Two aspects can be considered as limitations of the technique. First, the matrix resulting from FITC–mediated Edman degradations produces a relatively dense background, which co-elutes with AA-Val, GA-Val, and DHP-Val. This affects LOQ values and made the choice of quantifier traces without interferences for these analytes and their isotope-labeled standards difficult. It may be advantageous to use a high-resolution mass spectrometer, e.g., an Orbitrap (Thermo), for the analyses, which would greatly increase the specificity of detection. Second, with the targeted technique presented here, unknown adducts remain undetected. Carlsson and Törnqvist adopted a strategy for the detection and identification of unknown adducts in Hb, a so-called adductomics approach [16, 30]. The accuracy of quantification may be limited.

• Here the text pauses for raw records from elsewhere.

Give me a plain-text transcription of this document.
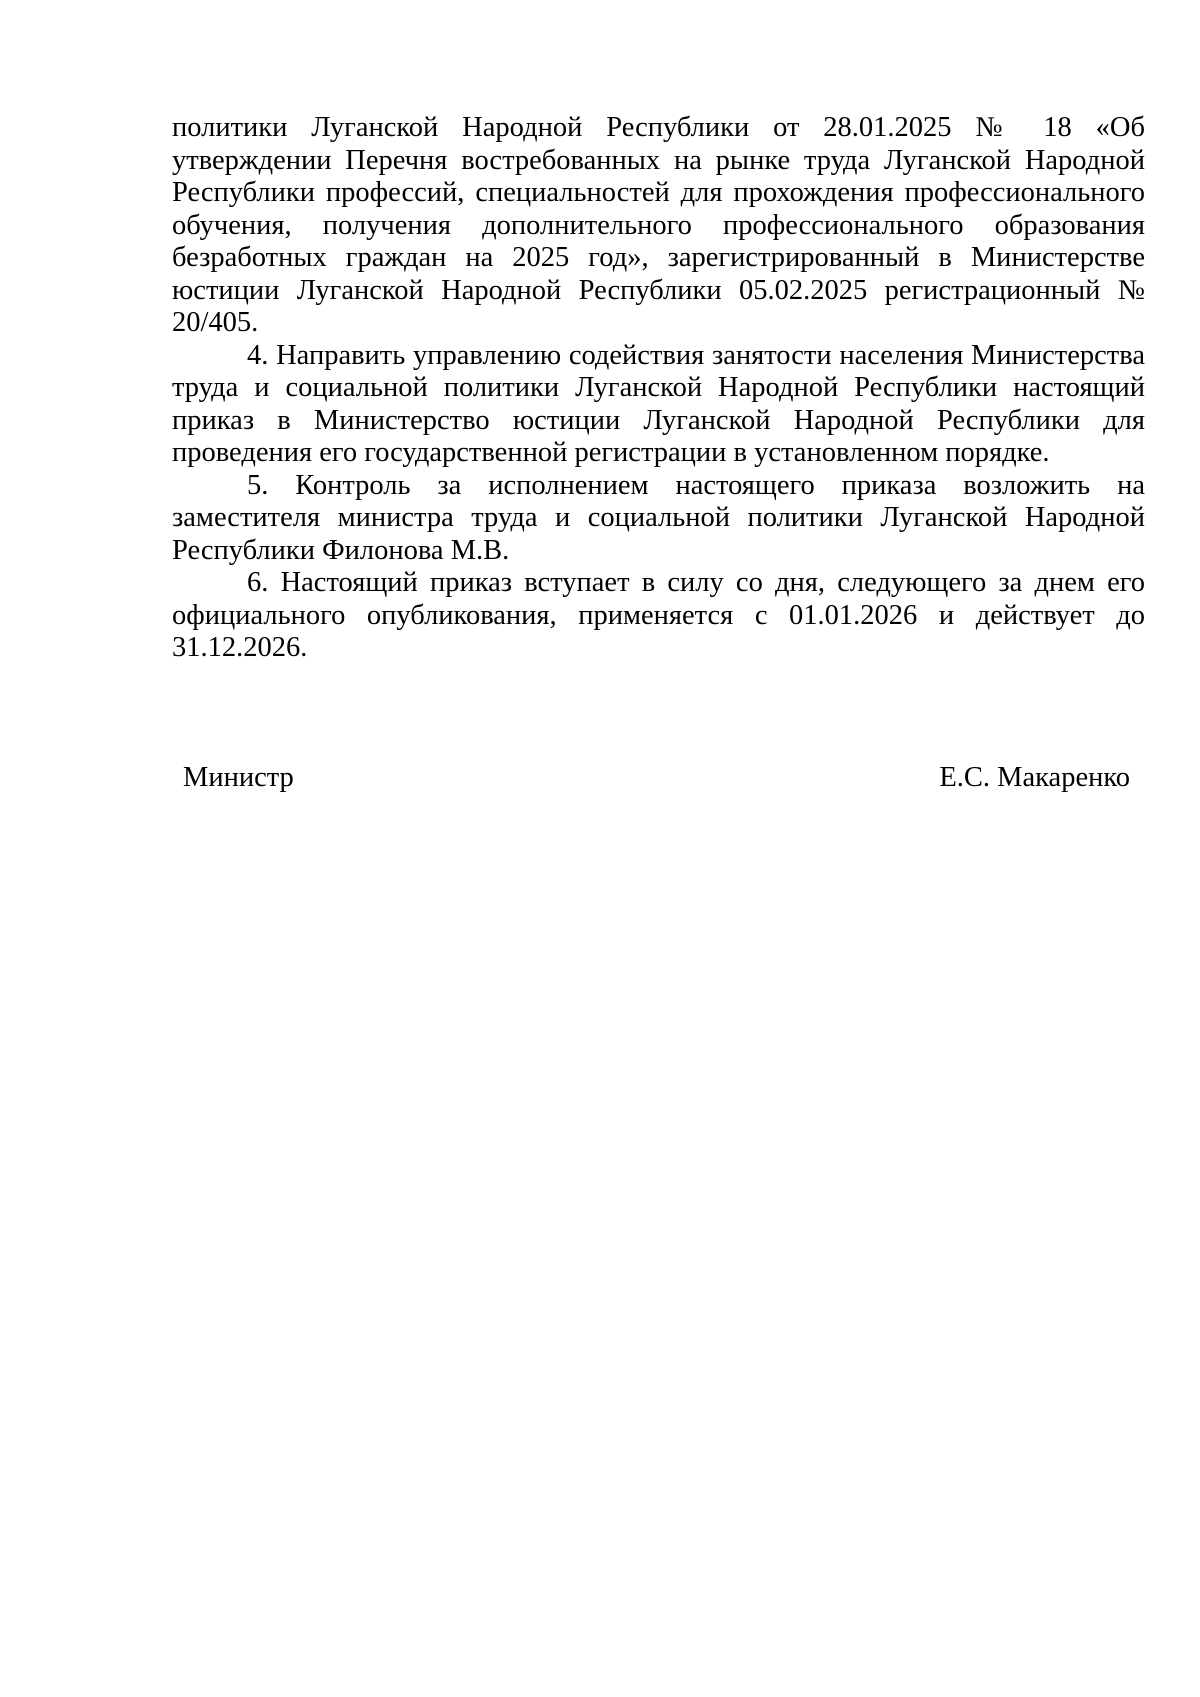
политики Луганской Народной Республики от 28.01.2025 № 18 «Об утверждении Перечня востребованных на рынке труда Луганской Народной Республики профессий, специальностей для прохождения профессионального обучения, получения дополнительного профессионального образования безработных граждан на 2025 год», зарегистрированный в Министерстве юстиции Луганской Народной Республики 05.02.2025 регистрационный № 20/405.

4. Направить управлению содействия занятости населения Министерства труда и социальной политики Луганской Народной Республики настоящий приказ в Министерство юстиции Луганской Народной Республики для проведения его государственной регистрации в установленном порядке.

5. Контроль за исполнением настоящего приказа возложить на заместителя министра труда и социальной политики Луганской Народной Республики Филонова М.В.

6. Настоящий приказ вступает в силу со дня, следующего за днем его официального опубликования, применяется с 01.01.2026 и действует до 31.12.2026.

Министр	Е.С. Макаренко
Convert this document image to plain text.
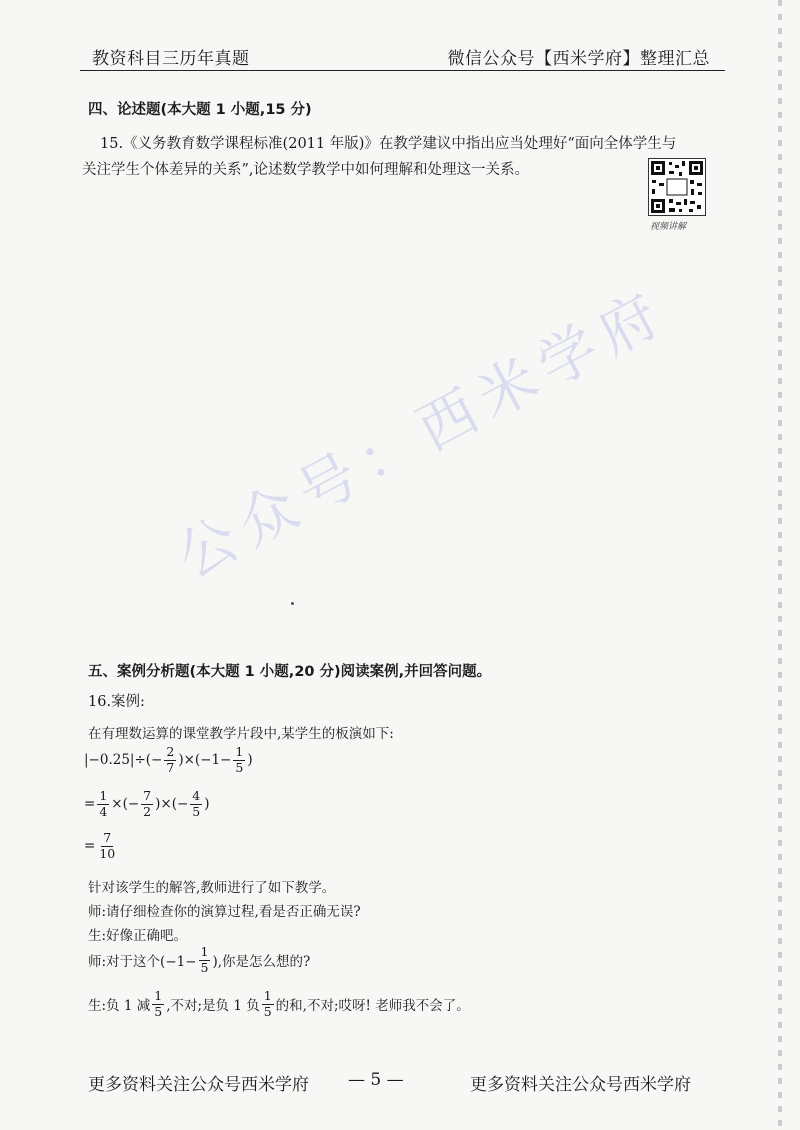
教资科目三历年真题	微信公众号【西米学府】整理汇总
四、论述题(本大题 1 小题,15 分)
15.《义务教育数学课程标准(2011 年版)》在教学建议中指出应当处理好“面向全体学生与
关注学生个体差异的关系”,论述数学教学中如何理解和处理这一关系。
视频讲解
公众号：西米学府
五、案例分析题(本大题 1 小题,20 分)阅读案例,并回答问题。
16.案例:
在有理数运算的课堂教学片段中,某学生的板演如下:
$|-0.25|\div(- \frac{2}{7} )\times(-1- \frac{1}{5}$ )
= $\frac{1}{4}$ ×(− $\frac{7}{2}$ )×(− $\frac{4}{5}$ )
= $\frac{7}{10}$
针对该学生的解答,教师进行了如下教学。
师:请仔细检查你的演算过程,看是否正确无误?
生:好像正确吧。
师:对于这个($-1- \frac{1}{5}$ ),你是怎么想的?
生:负 1 减 $\frac{1}{5}$ ,不对;是负 1 负 $\frac{1}{5}$ 的和,不对;哎呀! 老师我不会了。
更多资料关注公众号西米学府 — 5 —	更多资料关注公众号西米学府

Nevertheless, the recording of all unknown adducts in a sample bears a lot of potential for the future use in human biomonitoring [31].

Conclusions

The Hb adduct quantification on the basis of the FITC–mediated Edman degradation was introduced by Rydberg et al. more than a decade ago [12]. The principle was used in the current work to devise an isotope-dilution technique for the simultaneous quantification of eight different Hb adducts. The chromatographic conditions employed for the multimethod led to an improved detection of DHP-Val-FTH [23] but to a slight loss of sensitivity in the case of IES-Val-FTH [18]. The advantages of simultaneous analysis outweigh the small loss in sensitivity of individual analytes. Efficient isotope-dilution techniques have been established for the other five analytes, of which Bn-Val, Ko-Val, and Kp-Val have not been studied extensively. In summary, the LOQs, linear ranges, and precision values of the analyses were satisfactory [28].

Three advantages of the current method stand out in comparison to previous works. First, the method is convenient and simple in comparison to Edman degradation analyses using globin chains, which are tedious to isolate from Hb samples [15, 32, 33]. Second, the accuracies of quantification are supported by the integration of an individual isotope-labeled standard for each of the adduct analytes. This renders obsolete the error-prone analysis using multiple external calibration solutions. And third, the accuracies were increased further for the quantification of AA-Val, GA-Val, DHP-Val, and FFA-Val due to the application of the respective dipeptide standards that allows for the correction of the adduct levels with the efficiency of the Edman degradation.

As a proof of principle, the eight adducts were quantified in 12 samples of human adults in the RBVD study. Three of the adducts quantified here (AA-Val, GA-Val, and DHP-Val) were well studied in different populations, whereas corresponding data on the other five adducts are scarce (FFA-Val, IES-Val, Bn-Val, Ko-Val, and Kp-Val). The median levels of AA-Val, GA-Val, and DHP-Val were in the same range as in previous studies, and the elevated adduct levels in smokers showed that acrylamide, glycidamide, and glycidol are present in tobacco smoke. The significance of the relatively low levels of Bn-Val and the medium levels detected in the cases of Ko-Val and Kp-Val is not yet clear.

In the future, we will apply the technique to the analysis of the internal exposure in ongoing epidemiological studies involving omnivores, vegans, and strict raw food eaters (not consuming any food heated to temperatures higher than 42 °C).